Misconception Diagnosis From Student-Tutor Dialogue: Generate, Retrieve, Rerank
- URL: http://arxiv.org/abs/2602.02414v1
- Date: Mon, 02 Feb 2026 18:14:35 GMT
- Title: Misconception Diagnosis From Student-Tutor Dialogue: Generate, Retrieve, Rerank
- Authors: Joshua Mitton, Prarthana Bhattacharyya, Digory Smith, Thomas Christie, Ralph Abboud, Simon Woodhead,
- Abstract summary: We present a novel approach for detecting misconceptions from student-tutor dialogues using large language models (LLMs)<n>First, we use a fine-tuned LLM to generate plausible misconceptions, and then retrieve the most promising candidates.<n>These candidates are then assessed and re-ranked by another fine-tuned LLM to improve misconception relevance.

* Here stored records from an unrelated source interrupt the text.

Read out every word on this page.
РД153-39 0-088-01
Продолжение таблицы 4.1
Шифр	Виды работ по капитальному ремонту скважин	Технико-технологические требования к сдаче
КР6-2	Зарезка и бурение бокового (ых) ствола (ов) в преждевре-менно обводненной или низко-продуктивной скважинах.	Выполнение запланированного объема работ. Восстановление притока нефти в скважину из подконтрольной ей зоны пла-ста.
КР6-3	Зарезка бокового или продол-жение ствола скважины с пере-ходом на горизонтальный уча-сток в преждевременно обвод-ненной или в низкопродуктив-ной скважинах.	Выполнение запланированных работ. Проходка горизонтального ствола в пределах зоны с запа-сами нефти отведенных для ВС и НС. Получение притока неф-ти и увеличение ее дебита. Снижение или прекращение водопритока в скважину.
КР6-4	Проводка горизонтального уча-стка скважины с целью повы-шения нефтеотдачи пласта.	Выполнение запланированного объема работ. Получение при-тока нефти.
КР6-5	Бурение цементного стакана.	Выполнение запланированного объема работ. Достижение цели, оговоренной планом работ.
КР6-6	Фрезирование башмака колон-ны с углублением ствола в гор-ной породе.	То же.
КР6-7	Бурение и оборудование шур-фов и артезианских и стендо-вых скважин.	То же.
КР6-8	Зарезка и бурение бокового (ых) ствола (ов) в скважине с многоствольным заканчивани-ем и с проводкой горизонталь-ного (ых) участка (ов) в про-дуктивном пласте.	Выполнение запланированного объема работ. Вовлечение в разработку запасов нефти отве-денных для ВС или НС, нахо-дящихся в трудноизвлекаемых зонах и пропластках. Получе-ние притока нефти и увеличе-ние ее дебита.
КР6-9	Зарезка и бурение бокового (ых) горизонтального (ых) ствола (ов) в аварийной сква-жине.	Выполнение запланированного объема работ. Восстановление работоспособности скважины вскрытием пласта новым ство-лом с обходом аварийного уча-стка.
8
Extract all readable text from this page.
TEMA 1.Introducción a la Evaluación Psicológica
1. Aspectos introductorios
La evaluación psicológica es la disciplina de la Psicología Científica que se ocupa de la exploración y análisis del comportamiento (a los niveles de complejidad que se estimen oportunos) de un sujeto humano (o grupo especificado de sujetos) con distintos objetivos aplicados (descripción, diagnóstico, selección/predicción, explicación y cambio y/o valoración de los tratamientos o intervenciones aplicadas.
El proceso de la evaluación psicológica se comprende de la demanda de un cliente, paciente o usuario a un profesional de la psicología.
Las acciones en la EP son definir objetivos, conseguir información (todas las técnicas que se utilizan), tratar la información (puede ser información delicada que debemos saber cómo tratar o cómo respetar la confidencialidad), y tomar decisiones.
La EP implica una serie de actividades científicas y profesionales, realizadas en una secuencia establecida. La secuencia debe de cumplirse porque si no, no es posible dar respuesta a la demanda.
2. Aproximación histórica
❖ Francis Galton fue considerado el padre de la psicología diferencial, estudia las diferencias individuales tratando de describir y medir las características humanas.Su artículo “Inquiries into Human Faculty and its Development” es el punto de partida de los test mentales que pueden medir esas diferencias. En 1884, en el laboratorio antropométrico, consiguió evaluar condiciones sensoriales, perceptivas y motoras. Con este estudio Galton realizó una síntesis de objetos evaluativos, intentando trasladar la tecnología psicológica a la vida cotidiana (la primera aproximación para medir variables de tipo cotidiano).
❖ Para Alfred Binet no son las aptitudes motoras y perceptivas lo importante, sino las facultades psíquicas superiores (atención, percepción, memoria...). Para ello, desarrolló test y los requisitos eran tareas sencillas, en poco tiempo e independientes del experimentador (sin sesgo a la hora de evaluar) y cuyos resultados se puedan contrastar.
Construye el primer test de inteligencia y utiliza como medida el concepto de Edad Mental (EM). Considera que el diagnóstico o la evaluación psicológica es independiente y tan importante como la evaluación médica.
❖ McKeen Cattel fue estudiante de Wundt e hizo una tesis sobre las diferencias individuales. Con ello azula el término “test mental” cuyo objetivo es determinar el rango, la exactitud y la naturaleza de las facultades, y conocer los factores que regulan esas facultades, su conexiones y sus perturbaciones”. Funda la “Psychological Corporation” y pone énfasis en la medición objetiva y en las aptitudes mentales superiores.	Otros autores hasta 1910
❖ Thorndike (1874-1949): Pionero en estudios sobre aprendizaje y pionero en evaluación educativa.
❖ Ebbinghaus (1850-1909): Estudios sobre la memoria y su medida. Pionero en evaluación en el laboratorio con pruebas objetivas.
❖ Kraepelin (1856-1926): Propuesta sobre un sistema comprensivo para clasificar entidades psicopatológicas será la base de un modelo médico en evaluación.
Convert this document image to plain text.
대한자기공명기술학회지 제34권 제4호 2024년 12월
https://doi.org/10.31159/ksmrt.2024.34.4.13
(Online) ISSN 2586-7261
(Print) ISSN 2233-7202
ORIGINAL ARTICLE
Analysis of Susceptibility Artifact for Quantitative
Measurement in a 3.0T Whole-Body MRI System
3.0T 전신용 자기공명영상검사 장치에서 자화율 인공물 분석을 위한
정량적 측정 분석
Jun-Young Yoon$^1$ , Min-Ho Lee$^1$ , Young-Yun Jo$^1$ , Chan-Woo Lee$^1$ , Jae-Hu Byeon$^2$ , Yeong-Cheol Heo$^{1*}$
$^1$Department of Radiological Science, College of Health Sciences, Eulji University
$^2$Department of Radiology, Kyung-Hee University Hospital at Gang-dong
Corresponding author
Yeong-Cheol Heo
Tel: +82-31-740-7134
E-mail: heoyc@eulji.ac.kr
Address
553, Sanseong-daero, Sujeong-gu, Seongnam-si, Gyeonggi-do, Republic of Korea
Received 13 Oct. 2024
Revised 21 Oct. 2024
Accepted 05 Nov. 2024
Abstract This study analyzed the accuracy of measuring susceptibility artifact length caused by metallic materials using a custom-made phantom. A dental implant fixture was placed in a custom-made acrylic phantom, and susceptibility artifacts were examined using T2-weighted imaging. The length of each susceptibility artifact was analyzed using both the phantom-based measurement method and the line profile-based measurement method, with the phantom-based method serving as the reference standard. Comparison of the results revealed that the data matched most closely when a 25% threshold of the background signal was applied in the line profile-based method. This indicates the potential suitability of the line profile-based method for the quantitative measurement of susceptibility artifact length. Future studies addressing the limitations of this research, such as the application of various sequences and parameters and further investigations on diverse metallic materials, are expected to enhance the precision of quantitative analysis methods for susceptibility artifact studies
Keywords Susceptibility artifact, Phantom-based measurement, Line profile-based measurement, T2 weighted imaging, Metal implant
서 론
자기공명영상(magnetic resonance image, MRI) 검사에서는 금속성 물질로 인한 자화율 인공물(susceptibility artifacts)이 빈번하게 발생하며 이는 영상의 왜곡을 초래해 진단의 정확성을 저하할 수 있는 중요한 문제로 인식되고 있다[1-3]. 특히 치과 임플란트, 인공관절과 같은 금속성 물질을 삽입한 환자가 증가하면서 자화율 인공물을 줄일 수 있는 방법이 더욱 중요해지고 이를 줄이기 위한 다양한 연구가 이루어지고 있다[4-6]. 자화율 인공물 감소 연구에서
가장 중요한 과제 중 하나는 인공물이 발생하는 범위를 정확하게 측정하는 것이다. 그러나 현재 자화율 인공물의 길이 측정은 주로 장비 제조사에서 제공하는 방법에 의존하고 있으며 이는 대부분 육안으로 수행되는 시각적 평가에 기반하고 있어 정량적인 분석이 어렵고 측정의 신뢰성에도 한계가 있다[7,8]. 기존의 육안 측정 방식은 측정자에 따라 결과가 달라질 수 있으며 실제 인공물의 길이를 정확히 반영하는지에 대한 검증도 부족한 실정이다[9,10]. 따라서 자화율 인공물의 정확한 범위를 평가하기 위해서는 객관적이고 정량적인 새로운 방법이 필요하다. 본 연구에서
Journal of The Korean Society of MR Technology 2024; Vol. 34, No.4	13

- Score: 3.751385483412605
- License: http://creativecommons.org/licenses/by/4.0/
- Abstract: Timely and accurate identification of student misconceptions is key to improving learning outcomes and pre-empting the compounding of student errors. However, this task is highly dependent on the effort and intuition of the teacher. In this work, we present a novel approach for detecting misconceptions from student-tutor dialogues using large language models (LLMs). First, we use a fine-tuned LLM to generate plausible misconceptions, and then retrieve the most promising candidates among these using embedding similarity with the input dialogue. These candidates are then assessed and re-ranked by another fine-tuned LLM to improve misconception relevance. Empirically, we evaluate our system on real dialogues from an educational tutoring platform. We consider multiple base LLM models including LLaMA, Qwen and Claude on zero-shot and fine-tuned settings. We find that our approach improves predictive performance over baseline models and that fine-tuning improves both generated misconception quality and can outperform larger closed-source models. Finally, we conduct ablation studies to both validate the importance of our generation and reranking steps on misconception generation quality.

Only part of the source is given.